Monday, May 29, 2006
The Road to Haditha...
While details are sketchy on a holiday weekend when we pause to remember our war dead and those whose service has taken us, as a nation, to where we are today, one thing is certain, the road to Haditha is a dirty one that is not without painful precedent.
What we now know is only this: sometime in mid-November, a group of marines who appear to have been acting to avenge the murder, by an "insurgent," of one of their comrades days earlier, took it upon themselves to go into this small, yet perilous farming town, in Iraq, and perform wholesale slaughter upon 24 innocent men, women, and children. One woman was described, in a New York Times article, as bending down, and begging for mercy as she was shot "in cold blood," and at close range, by a marine. Even the most hard hearted, indeed those with lead running through their veins, cannot help but be moved by this image, as well as that of a young boy watching his parents brutally murdered arbitrarily, hunted down in a moment of fury, victims of war and the cruellest impulses that characterize human nature.
Arguably, it is this same mean instinct that drove military vehicles to plow into a crowd of civilians in Afghanistan earlier today prompting mass rioting, looting, and cursing of America, and Americans by the Afghan people.
Already the pundits are lining up to predict whether Haditha will be the most audacious, and miserable. act committed by our military, to date, in the name of a war on terror, or if Abu Ghraib will come in first. Already members of Congress are being asked to brace for investigations not only into this lurid affair, but into a most repulsive effort to cover it up, i.e., the report that high ranking military officials approached survivors of the blood bath at Haditha, and handed them checks for $2500 each. What would you consider fair compensation for the loss of a brother, a father, or grandmother? Such an attempt to placate, and appease victims of this tragedy is almost as dreadful as the murder itself. What's more, if the brass knew enough to try to conceal evidence of this senseless act of brutality, then they knew enough to prevent it from happening in the first place.
There are some who will contend that every war has its massacres, that combat fatigue leads to irrational, and random acts which would be unthinkable in times of normalcy. Others might say we may expect more blood to be shed in the name of "new Normal." Some might point to the My Lai massacre, as well as the horrors of Cambodia, to show that even the most horrific crimes are ravages of war, but something is different here. Something dangerous, and deadly, is happening to the men and women we send to combat, starting with Vietnam, when they can smoke dope, listen to Metallica, and blow away an entire village without remorse and, in many cases, without recrimination. When the line of demarkation between fantasy and reality becomes blurred, for whatever reason, and there is confusion as to what is right and wrong, the battlefield swells to the size of human consciousness.

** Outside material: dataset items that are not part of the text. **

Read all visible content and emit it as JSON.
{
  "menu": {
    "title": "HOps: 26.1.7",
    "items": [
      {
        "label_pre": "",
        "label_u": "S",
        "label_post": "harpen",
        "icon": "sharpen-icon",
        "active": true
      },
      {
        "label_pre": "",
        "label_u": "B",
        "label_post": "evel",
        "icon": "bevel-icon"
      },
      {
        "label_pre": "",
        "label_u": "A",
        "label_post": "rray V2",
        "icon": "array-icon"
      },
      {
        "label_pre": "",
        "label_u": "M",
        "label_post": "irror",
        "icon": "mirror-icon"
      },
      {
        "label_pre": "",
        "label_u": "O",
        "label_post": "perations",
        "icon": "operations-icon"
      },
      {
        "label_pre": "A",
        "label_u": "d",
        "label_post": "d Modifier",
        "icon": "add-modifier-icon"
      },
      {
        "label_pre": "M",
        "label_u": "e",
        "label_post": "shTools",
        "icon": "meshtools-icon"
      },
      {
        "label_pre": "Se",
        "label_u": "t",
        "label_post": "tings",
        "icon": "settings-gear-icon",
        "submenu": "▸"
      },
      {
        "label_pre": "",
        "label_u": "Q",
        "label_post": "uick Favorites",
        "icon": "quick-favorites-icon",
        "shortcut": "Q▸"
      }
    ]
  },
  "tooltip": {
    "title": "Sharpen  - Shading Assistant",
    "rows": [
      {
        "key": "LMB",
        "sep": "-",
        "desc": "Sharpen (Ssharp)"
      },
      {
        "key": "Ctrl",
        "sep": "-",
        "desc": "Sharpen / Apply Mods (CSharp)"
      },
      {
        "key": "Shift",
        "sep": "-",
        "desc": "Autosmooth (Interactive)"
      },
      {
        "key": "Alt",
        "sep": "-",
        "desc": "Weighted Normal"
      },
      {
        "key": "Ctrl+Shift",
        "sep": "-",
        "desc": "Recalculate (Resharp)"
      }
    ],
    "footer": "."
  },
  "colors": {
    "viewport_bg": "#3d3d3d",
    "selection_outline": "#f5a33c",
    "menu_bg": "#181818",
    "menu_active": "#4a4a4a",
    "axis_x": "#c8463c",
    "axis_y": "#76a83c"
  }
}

For every obscenity committed by our military like the one, in Haditha, that comes to light, there are dozens more, on larger and smaller scales, where no one has survived to tell of it, and we must look with the furtive glance of one condemned upon those transgressions that cut to the core of what it means to be civilized, after all. For condemned we are, all of us, whether we participated in the massacre or not; we are condemned by our capacity for such unspeakable barbarism. We are condemned, too, by whatever desensitization arises from video game warfare, from growing up around toy soldiers, and plastic guns; from hiding our caskets as our crime of mystifying the wrenching, gutted dying that is war.
Moreover, in some huge way, those who occupy a modern military theatre still confuse the shadow on the wall of a cave with the sun not unlike the warriors of ancient Greece who also thought their Republics could not bleed. Ours is bleeding, and if we persist in living with the lie that we are not all responsible for healing this egregious wound, then we are no less guilty than any marine in the killing field that was Haditha last November.
So it is, then, that the road to Haditha is a long, and twisted path that speaks to the darkest cavity of the human body, the heart, as in the words of Joseph Conrad: 'We have lost the first of the ebb'...The offing was barred by a black bank of clouds, and the tranquil waterway leading to the uttermost ends of the earth flowed sombre under an overcast sky-seemed to lead into the heart of an immense darkness." (Heart of Darkness.) Oh, "The horror, the horror" when a member of the human race commits such an atrocity, they gravely diminish us all, and the best way to honor our veterans, especially those who have paid the ultimate price, is by telling the truth, the whole truth, nothing but the truth, and loud enough so that the entire world can hear it.